Give each of your management team additional jobs that report back to you so you know that these are covered. It will also keep them interested in the different aspects of your operation and help them become better leaders in their field.

Make sure that you keep up to date on the competition and in-house statistics

Pricing, menu items and trends are extremely important, so keep your eye on the competitive set hotels and restaurants around you. Encourage your culinary team to innovate and refresh the menus from time to time to keep interest high.

Perform weekly checks on in-house guest capture rates for breakfast, lunch and dinner. Ask yourself how you can improve them. Even in a hotel that is making F&B GOP of 25%, it may be that the reason for this high percentage comes from banqueting and not in-house capture. That means that the results and the bottom line could be significantly improved with additional traffic from the pool at your disposal your in-house guests!

Market and sell your facilities

Happy with your service standards and food offerings? Shout it out loud in the community.

Get food critics in, advertise and make sure surrounding businesses know about your great food. Encourage reviews on social media, and make every effort to increase every mealtime traffic both from in house guests and from the community.

‘Trust but verify’

A good F&B manager will not rock a steady ship unless necessary. However, you must pick areas that you decide to check out against the reports that you receive. This will show that while you respect and appreciate the reports, you are still willing to revisit the areas of responsibilities and show appreciation for a job well done, or help guide the operation back on to a steady keel. It will keep everyone on their toes, and that is always good in a dynamic operation.

Equipment and maintenance

Make absolutely sure that there is enough operational and service equipment in all areas to run service smoothly. This will allow staff to focus on delivering a great experience to the guest. It is also critical to make sure that all equipment is kept in good operational shape to produce excellent products.

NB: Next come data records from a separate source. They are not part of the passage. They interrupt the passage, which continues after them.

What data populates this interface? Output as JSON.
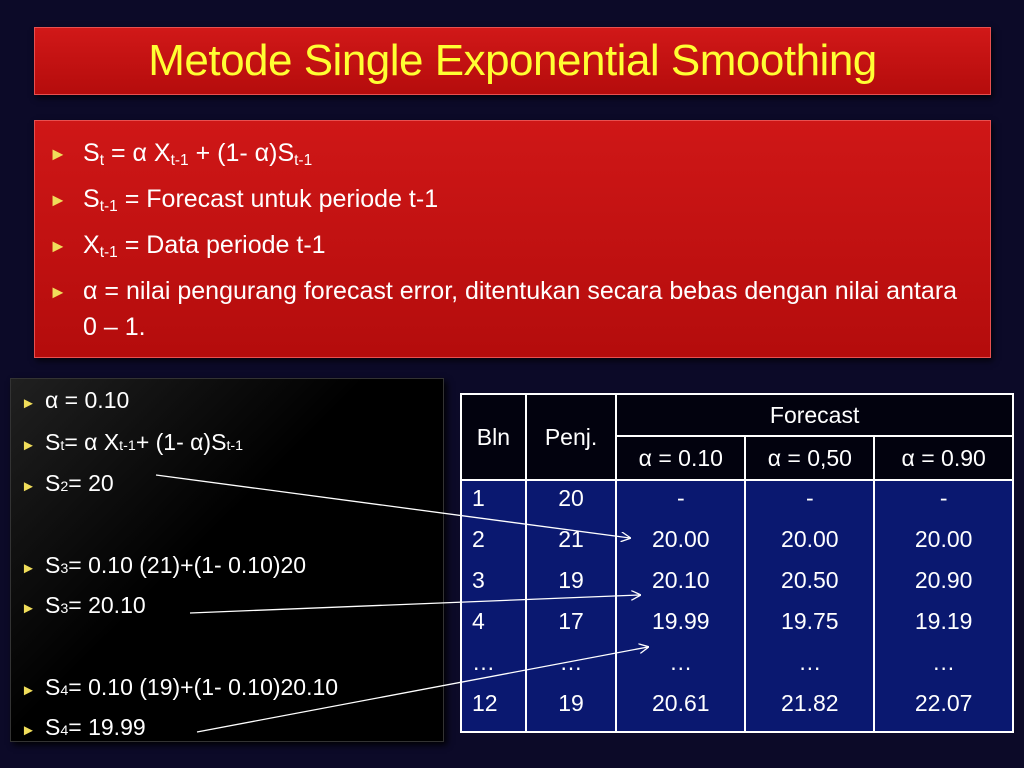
{
  "title": "Metode Single Exponential Smoothing",
  "definitions": {
    "formula": {
      "s": "S",
      "s_sub": "t",
      "mid1": " = α X",
      "x_sub": "t-1",
      "mid2": " + (1- α)S",
      "s2_sub": "t-1"
    },
    "forecast": {
      "s": "S",
      "sub": "t-1",
      "rest": " = Forecast untuk periode t-1"
    },
    "data": {
      "x": "X",
      "sub": "t-1",
      "rest": " = Data periode t-1"
    },
    "alpha": "α = nilai pengurang forecast error, ditentukan secara bebas dengan nilai antara 0 – 1."
  },
  "calc": {
    "line1": "α = 0.10",
    "formula": {
      "s": "S",
      "s_sub": "t",
      "mid1": " = α X",
      "x_sub": "t-1",
      "mid2": " + (1- α)S",
      "s2_sub": "t-1"
    },
    "s2": {
      "s": "S",
      "sub": "2",
      "rest": " = 20"
    },
    "s3a": {
      "s": "S",
      "sub": "3",
      "rest": " = 0.10 (21)+(1- 0.10)20"
    },
    "s3b": {
      "s": "S",
      "sub": "3",
      "rest": " = 20.10"
    },
    "s4a": {
      "s": "S",
      "sub": "4",
      "rest": " = 0.10 (19)+(1- 0.10)20.10"
    },
    "s4b": {
      "s": "S",
      "sub": "4",
      "rest": " = 19.99"
    }
  },
  "table": {
    "headers": {
      "bln": "Bln",
      "penj": "Penj.",
      "forecast": "Forecast",
      "a1": "α = 0.10",
      "a2": "α = 0,50",
      "a3": "α = 0.90"
    },
    "rows": [
      {
        "bln": "1",
        "penj": "20",
        "a1": "-",
        "a2": "-",
        "a3": "-"
      },
      {
        "bln": "2",
        "penj": "21",
        "a1": "20.00",
        "a2": "20.00",
        "a3": "20.00"
      },
      {
        "bln": "3",
        "penj": "19",
        "a1": "20.10",
        "a2": "20.50",
        "a3": "20.90"
      },
      {
        "bln": "4",
        "penj": "17",
        "a1": "19.99",
        "a2": "19.75",
        "a3": "19.19"
      },
      {
        "bln": "…",
        "penj": "…",
        "a1": "…",
        "a2": "…",
        "a3": "…"
      },
      {
        "bln": "12",
        "penj": "19",
        "a1": "20.61",
        "a2": "21.82",
        "a3": "22.07"
      }
    ]
  },
  "colors": {
    "title_text": "#ffff33",
    "red_panel": "#c41212",
    "table_body": "#0a1870",
    "bullet": "#f0dd5a"
  },
  "icons": {
    "bullet": "triangle-right-icon",
    "arrow": "arrow-connector-icon"
  }
}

I always developed a close relationship with the chief engineer who allowed me greater ‘privileges’ in the pecking order of repairs. Make sure that all furniture and decorations are clean and in good operational shape. There is nothing worse than sitting in a loose chair or at a rickety table. Restaurants should keep a list of qualified contractors who will make themselves readily available for repairs.

Staff and promotion

Make sure to carry out job performance interviews at least every six months. Staff that does not know what their boss thinks of them are sure to be more insecure, and that can affect performance. Promote from within and discuss career timelines where relevant. Thank your team for work well done and incentivize them, preferably with bonus programs but also with bonding events outside of your establishment.

Summing up

My sincere hope is that all that I have written is known and is the standard operating procedure for all who read it. However, in my career both in operations, in asset management and also as an F&B consultant I have come across blatant shortcomings in many of the points above.

I hope this helps some of you in the daily challenge of running an excellent facility, whether a restaurant or a hotel outlet. One thing I do know for sure is that the F&B department is both the most complicated, challenging and yet the most fascinating of departments in hotels and stand-alone restaurants.